Assim como as pequenas cidades americanas, os subúrbios têm uma… bem, uma qualidade pequena. Essas comunidades nunca são grandes demais; eles são grandes o suficiente para suportar um ecossistema, mas ainda limitados a apenas alguns poucos que se encaixam no projeto. Essa ilusão de passividade os torna os principais candidatos a histórias angustiantes que exploram os cantos mais sombrios da psique humana.
Obra-prima neo-noir de David Lynch Veludo Azul começa com a descoberta de uma orelha humana decepada em um terreno baldio. Sua série de mistério atemporal e surreal Picos gêmeos apresenta a perturbação de uma pequena cidade após o assassinato de Laura Palmer, a rainha do baile residente. Lynch usa habilmente o suspense e uma qualidade distinta etérea e onírica para expor a feiúra na perfeição. Seus mundos são fantasias distintas, etéreas, quase oníricas que podem ser facilmente confundidas com pesadelos, mas isso é parte de seu feitiço.
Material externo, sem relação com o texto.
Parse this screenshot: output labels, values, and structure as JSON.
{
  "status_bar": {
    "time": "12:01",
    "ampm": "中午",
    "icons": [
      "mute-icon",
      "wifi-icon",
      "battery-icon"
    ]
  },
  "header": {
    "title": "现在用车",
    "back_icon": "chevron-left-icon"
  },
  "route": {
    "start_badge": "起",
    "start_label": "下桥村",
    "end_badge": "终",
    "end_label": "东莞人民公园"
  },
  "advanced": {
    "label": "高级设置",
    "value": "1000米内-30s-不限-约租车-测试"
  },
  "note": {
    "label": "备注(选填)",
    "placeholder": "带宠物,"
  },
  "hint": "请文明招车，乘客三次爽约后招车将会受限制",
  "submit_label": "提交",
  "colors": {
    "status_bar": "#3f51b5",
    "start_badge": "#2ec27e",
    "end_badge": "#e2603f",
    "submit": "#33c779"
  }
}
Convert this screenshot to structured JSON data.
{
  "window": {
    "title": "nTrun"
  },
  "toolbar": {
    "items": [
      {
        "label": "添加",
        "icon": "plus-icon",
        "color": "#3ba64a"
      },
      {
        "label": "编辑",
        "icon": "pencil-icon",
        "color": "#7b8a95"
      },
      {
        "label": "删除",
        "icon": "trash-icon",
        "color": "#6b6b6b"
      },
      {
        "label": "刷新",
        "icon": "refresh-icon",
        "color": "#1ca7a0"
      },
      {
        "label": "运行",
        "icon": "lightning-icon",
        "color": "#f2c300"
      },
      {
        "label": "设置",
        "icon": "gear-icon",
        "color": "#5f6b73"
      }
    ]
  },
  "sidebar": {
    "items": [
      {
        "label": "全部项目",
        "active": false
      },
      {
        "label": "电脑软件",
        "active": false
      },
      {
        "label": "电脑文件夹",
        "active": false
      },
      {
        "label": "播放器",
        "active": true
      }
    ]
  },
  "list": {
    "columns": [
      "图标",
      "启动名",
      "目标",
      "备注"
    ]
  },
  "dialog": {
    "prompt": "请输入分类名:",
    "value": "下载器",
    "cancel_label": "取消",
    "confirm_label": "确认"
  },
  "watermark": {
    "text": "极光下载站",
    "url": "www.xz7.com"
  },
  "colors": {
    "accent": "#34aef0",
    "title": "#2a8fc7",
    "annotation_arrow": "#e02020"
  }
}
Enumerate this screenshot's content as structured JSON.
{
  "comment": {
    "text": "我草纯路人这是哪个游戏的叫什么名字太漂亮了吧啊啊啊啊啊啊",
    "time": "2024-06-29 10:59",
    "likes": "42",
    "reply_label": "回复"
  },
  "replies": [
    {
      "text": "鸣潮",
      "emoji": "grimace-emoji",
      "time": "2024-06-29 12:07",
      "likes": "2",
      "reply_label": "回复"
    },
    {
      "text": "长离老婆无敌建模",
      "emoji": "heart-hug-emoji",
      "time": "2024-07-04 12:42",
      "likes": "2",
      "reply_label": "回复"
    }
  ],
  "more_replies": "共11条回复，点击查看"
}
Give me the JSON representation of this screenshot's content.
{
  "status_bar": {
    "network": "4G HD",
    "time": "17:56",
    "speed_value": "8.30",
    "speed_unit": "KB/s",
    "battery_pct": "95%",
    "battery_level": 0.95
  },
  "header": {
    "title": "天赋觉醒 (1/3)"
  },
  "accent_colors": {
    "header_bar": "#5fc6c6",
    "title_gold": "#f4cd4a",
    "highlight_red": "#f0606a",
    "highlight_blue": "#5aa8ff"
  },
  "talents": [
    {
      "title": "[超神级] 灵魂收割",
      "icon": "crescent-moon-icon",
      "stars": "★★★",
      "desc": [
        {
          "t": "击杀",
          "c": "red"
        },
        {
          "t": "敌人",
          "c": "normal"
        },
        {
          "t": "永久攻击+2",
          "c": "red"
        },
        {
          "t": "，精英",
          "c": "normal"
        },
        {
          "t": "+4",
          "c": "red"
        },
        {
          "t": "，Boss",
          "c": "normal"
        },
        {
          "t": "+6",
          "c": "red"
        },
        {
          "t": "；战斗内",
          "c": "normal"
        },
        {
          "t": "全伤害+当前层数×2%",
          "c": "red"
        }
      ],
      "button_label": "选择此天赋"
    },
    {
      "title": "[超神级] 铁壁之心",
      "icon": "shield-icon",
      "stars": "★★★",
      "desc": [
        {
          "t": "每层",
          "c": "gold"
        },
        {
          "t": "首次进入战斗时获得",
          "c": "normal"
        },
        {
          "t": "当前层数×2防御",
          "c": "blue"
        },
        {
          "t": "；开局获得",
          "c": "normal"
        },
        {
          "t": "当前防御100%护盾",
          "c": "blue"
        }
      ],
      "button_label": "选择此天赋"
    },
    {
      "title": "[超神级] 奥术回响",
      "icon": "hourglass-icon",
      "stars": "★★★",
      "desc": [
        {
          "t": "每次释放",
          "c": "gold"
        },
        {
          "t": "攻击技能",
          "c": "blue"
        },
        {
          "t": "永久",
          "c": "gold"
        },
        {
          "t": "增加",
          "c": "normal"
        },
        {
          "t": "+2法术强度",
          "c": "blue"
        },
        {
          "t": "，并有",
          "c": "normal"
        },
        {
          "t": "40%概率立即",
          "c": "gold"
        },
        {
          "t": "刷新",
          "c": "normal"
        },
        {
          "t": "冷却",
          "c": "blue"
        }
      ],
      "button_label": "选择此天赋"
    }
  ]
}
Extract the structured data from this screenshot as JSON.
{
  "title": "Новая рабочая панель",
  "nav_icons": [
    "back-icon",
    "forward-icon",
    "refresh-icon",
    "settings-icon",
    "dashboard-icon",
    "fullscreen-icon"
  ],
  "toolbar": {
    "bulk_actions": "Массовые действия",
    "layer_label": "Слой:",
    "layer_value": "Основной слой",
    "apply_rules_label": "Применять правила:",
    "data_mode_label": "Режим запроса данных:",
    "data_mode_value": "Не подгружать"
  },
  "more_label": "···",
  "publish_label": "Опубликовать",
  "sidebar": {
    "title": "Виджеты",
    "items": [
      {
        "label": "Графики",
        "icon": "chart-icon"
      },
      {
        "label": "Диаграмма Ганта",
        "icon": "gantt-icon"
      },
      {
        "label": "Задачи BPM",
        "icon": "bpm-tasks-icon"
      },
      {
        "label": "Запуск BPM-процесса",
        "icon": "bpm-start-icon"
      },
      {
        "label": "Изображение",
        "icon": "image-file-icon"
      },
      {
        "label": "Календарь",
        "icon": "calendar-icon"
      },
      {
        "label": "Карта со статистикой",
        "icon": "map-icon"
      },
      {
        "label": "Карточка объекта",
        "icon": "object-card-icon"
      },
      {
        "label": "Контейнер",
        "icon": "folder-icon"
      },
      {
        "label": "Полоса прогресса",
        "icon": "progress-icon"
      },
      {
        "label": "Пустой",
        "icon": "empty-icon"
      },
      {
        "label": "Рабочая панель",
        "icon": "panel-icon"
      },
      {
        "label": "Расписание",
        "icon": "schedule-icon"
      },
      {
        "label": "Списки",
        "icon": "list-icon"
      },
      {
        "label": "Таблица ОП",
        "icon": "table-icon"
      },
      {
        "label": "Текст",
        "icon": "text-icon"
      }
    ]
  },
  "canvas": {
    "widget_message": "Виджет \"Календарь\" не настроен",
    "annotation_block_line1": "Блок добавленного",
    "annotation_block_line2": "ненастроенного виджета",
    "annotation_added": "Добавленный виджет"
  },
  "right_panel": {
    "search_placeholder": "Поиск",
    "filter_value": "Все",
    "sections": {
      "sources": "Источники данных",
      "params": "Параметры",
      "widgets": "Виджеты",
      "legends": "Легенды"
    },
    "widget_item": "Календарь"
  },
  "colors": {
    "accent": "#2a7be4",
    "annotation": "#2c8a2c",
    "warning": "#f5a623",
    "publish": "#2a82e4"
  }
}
Na opinião de Lynch, pode não haver nada mais feio do que a perfeição.
A comédia negra deliciosamente perversa e subestimada de John Waters Mãe em série leva o truque do subúrbio ao ápice do absurdo. A personagem-título mutila, tortura e mata todos os que fazem mal a ela ou à sua família. Seus supostos crimes contra ela nem sequer são hediondos – alguns nem passariam por desrespeito – mas isso não é importante. Beverly Sutphin é um modelo de virtude, a mãe suburbana definitiva com a família perfeita, lar perfeito e valores perfeitos; se ela o considera rude, você deve ser, e você merece morrer. Interpretada por uma Kathleen Turner nunca melhor, a Serial Mom é má, escondendo-se à vista de todos, tornando-se uma com os subúrbios em sua busca pela perfeição.
Projetos modernos como Donas de casa desesperadas e WandaVision, ainda o melhor esforço Disney+ da Marvel, continua a nobre tradição de usar os subúrbios como base de operações. Nesses mundos minúsculos, nada é impossível, e as bruxas podem se esconder atrás de portas fechadas tão facilmente quanto os assassinos. Para lugares tão chatos, os subúrbios com certeza veem muita ação.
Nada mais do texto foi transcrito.